Track four of Taylor Swift's new album Lover is "The Man," a catchy feminist-ish bop that, respectfully, treads what's well-worn pop girl ground at this point. If Swift were male, her lyrics suggest, "I would be complex, I would be cool… If I was a man, I'd be the man." As a woman artist she's instead dismissed and gossiped about, the implication goes.
It's true to life. Swift has faced an uphill battle to gain recognition in her industry — look no further than Pitchfork declining to review five of her albums until this week. Ryan Adams, what's good? None of that old news is of particular interest, though.

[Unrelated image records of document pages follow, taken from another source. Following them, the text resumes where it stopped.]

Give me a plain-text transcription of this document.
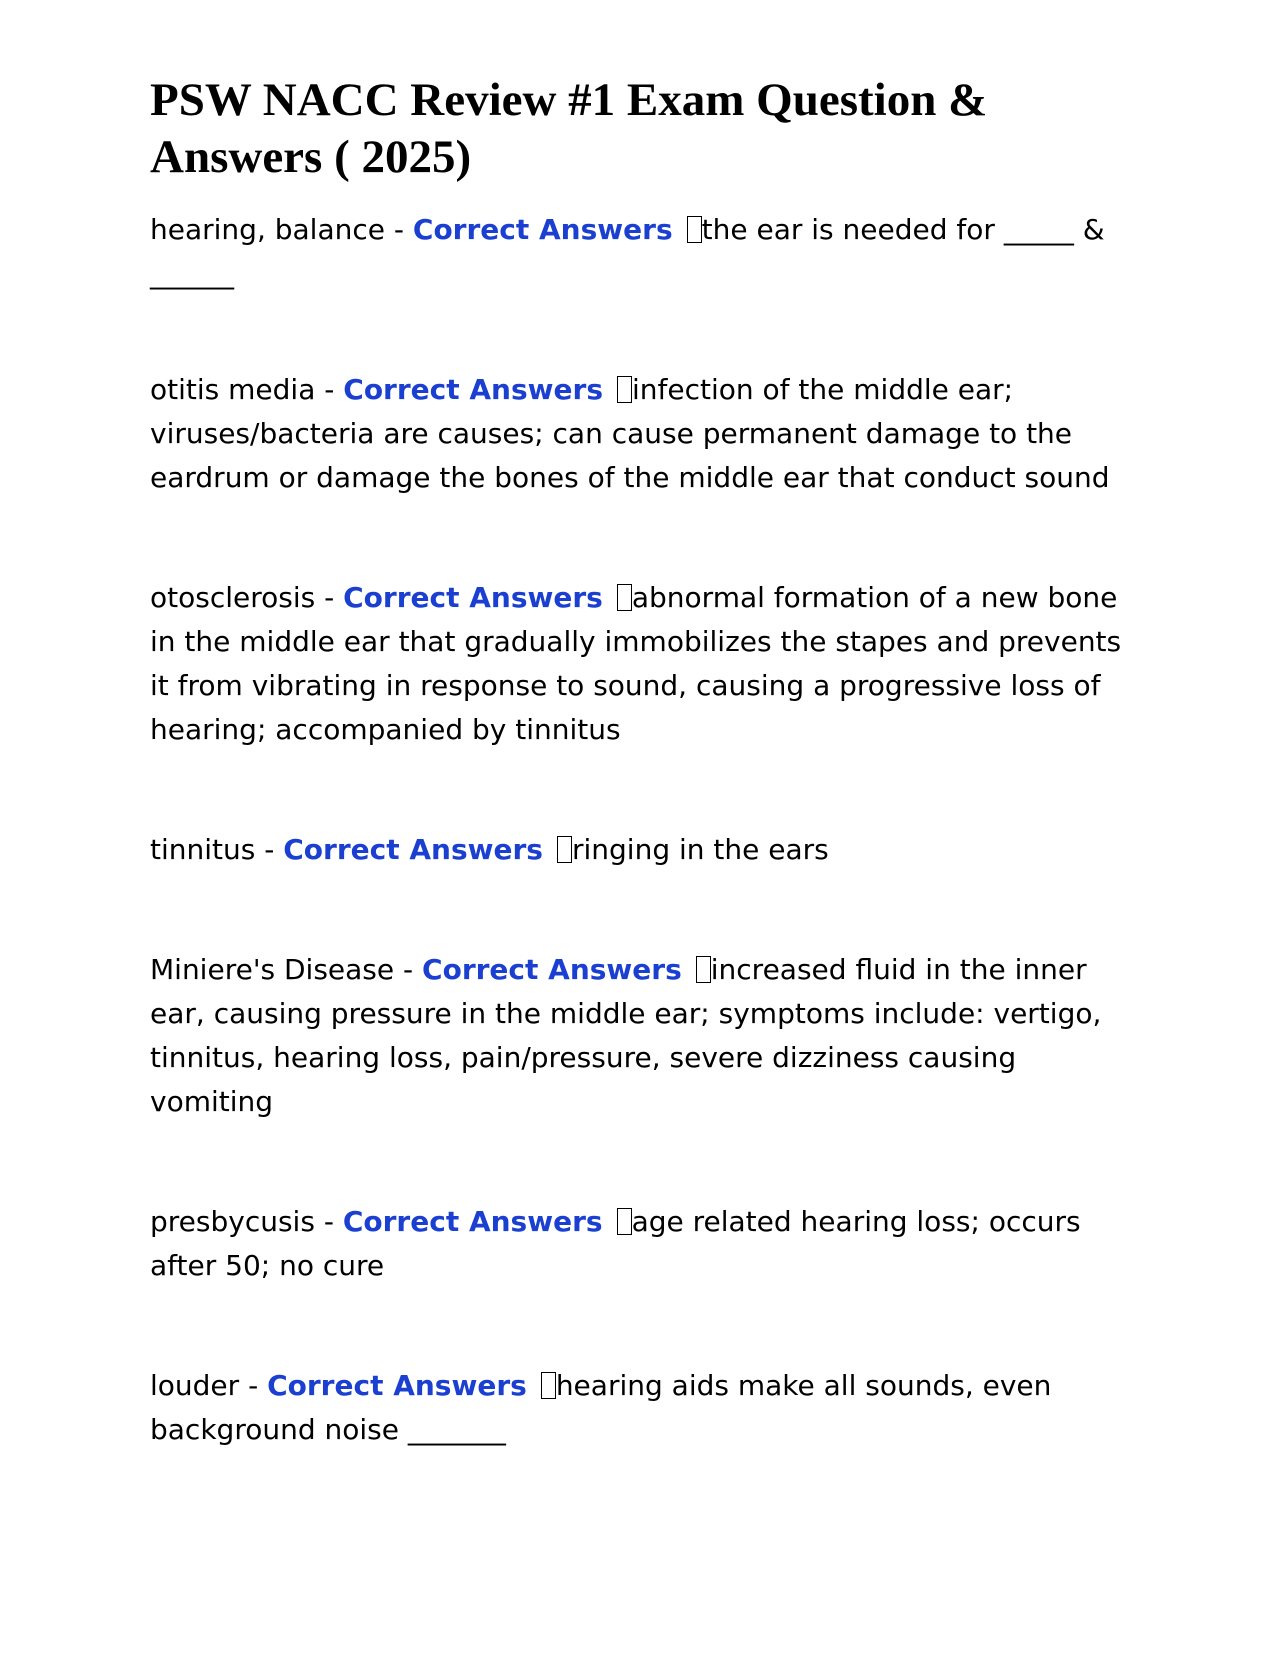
PSW NACC Review #1 Exam Question & Answers ( 2025)

hearing, balance - Correct Answers the ear is needed for _____ & ______

otitis media - Correct Answers infection of the middle ear; viruses/bacteria are causes; can cause permanent damage to the eardrum or damage the bones of the middle ear that conduct sound

otosclerosis - Correct Answers abnormal formation of a new bone in the middle ear that gradually immobilizes the stapes and prevents it from vibrating in response to sound, causing a progressive loss of hearing; accompanied by tinnitus

tinnitus - Correct Answers ringing in the ears

Miniere's Disease - Correct Answers increased fluid in the inner ear, causing pressure in the middle ear; symptoms include: vertigo, tinnitus, hearing loss, pain/pressure, severe dizziness causing vomiting

presbycusis - Correct Answers age related hearing loss; occurs after 50; no cure

louder - Correct Answers hearing aids make all sounds, even background noise _______
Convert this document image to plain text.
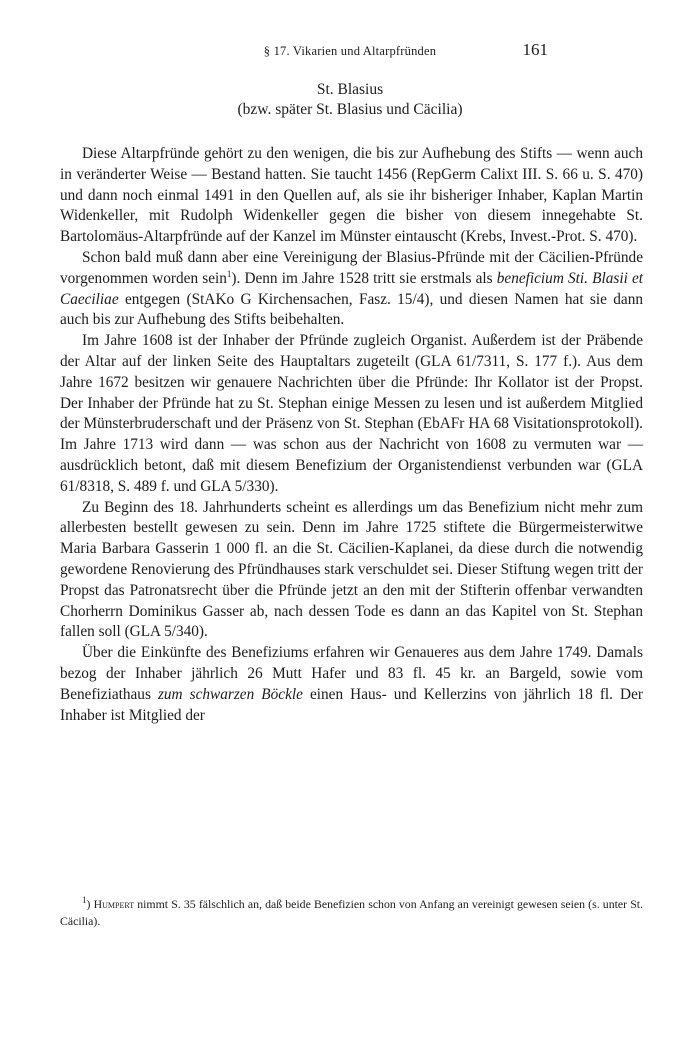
§ 17. Vikarien und Altarpfründen	161
St. Blasius
(bzw. später St. Blasius und Cäcilia)

Diese Altarpfründe gehört zu den wenigen, die bis zur Aufhebung des Stifts — wenn auch in veränderter Weise — Bestand hatten. Sie taucht 1456 (RepGerm Calixt III. S. 66 u. S. 470) und dann noch einmal 1491 in den Quellen auf, als sie ihr bisheriger Inhaber, Kaplan Martin Widenkeller, mit Rudolph Widenkeller gegen die bisher von diesem innegehabte St. Bartolomäus-Altarpfründe auf der Kanzel im Münster eintauscht (Krebs, Invest.-Prot. S. 470).

Schon bald muß dann aber eine Vereinigung der Blasius-Pfründe mit der Cäcilien-Pfründe vorgenommen worden sein$^1$). Denn im Jahre 1528 tritt sie erstmals als beneficium Sti. Blasii et Caeciliae entgegen (StAKo G Kirchensachen, Fasz. 15/4), und diesen Namen hat sie dann auch bis zur Aufhebung des Stifts beibehalten.

Im Jahre 1608 ist der Inhaber der Pfründe zugleich Organist. Außerdem ist der Präbende der Altar auf der linken Seite des Hauptaltars zugeteilt (GLA 61/7311, S. 177 f.). Aus dem Jahre 1672 besitzen wir genauere Nachrichten über die Pfründe: Ihr Kollator ist der Propst. Der Inhaber der Pfründe hat zu St. Stephan einige Messen zu lesen und ist außerdem Mitglied der Münsterbruderschaft und der Präsenz von St. Stephan (EbAFr HA 68 Visitationsprotokoll). Im Jahre 1713 wird dann — was schon aus der Nachricht von 1608 zu vermuten war — ausdrücklich betont, daß mit diesem Benefizium der Organistendienst verbunden war (GLA 61/8318, S. 489 f. und GLA 5/330).

Zu Beginn des 18. Jahrhunderts scheint es allerdings um das Benefizium nicht mehr zum allerbesten bestellt gewesen zu sein. Denn im Jahre 1725 stiftete die Bürgermeisterwitwe Maria Barbara Gasserin 1 000 fl. an die St. Cäcilien-Kaplanei, da diese durch die notwendig gewordene Renovierung des Pfründhauses stark verschuldet sei. Dieser Stiftung wegen tritt der Propst das Patronatsrecht über die Pfründe jetzt an den mit der Stifterin offenbar verwandten Chorherrn Dominikus Gasser ab, nach dessen Tode es dann an das Kapitel von St. Stephan fallen soll (GLA 5/340).

Über die Einkünfte des Benefiziums erfahren wir Genaueres aus dem Jahre 1749. Damals bezog der Inhaber jährlich 26 Mutt Hafer und 83 fl. 45 kr. an Bargeld, sowie vom Benefiziathaus zum schwarzen Böckle einen Haus- und Kellerzins von jährlich 18 fl. Der Inhaber ist Mitglied der

$^1$) Humpert nimmt S. 35 fälschlich an, daß beide Benefizien schon von Anfang an vereinigt gewesen seien (s. unter St. Cäcilia).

The best thing about "The Man" is when Swift drives her point home by use of a bizarre but apt example: notorious playboy Leonardo DiCaprio.
Swift drops the Leo line in a pre-chorus, sticking to the same "If I were a boy" conceit: "They would toast to me, oh, let the players play/I'd be just like Leo in Saint-Tropez." Not exactly ambiguous — there's only one Leo who counts, and everyone knows DiCaprio loves to hang out, swathed in supermodels, on the French Riviera. (He hosted his annual earth-saving Leonardo DiCaprio Foundation gala there in 2017.)
It's an odd diss, but not an unfair one. A walking double standard, DiCaprio is generally acknowledged as one of the best actors of his generation, Don's Plumnotwithstanding. He's also a tabloid mess who has never settled down with a long-term partner. If Leo were a woman, he'd be a tragic figure. As a man, Taylor points out, he's toast of the town. Patriarchy!
Random as it might be, Tay's Leo shade blends into the rest of Lover, which is probably the most pop culture-heavy of her works. Other celebrity mentions include Drake, on the opening track "I Forgot That You Existed," and the singer's Cats co-star Idris Elba, whose voice is sampled on "London Boy." Stella McCartney and Bruce Springsteen are also referenced.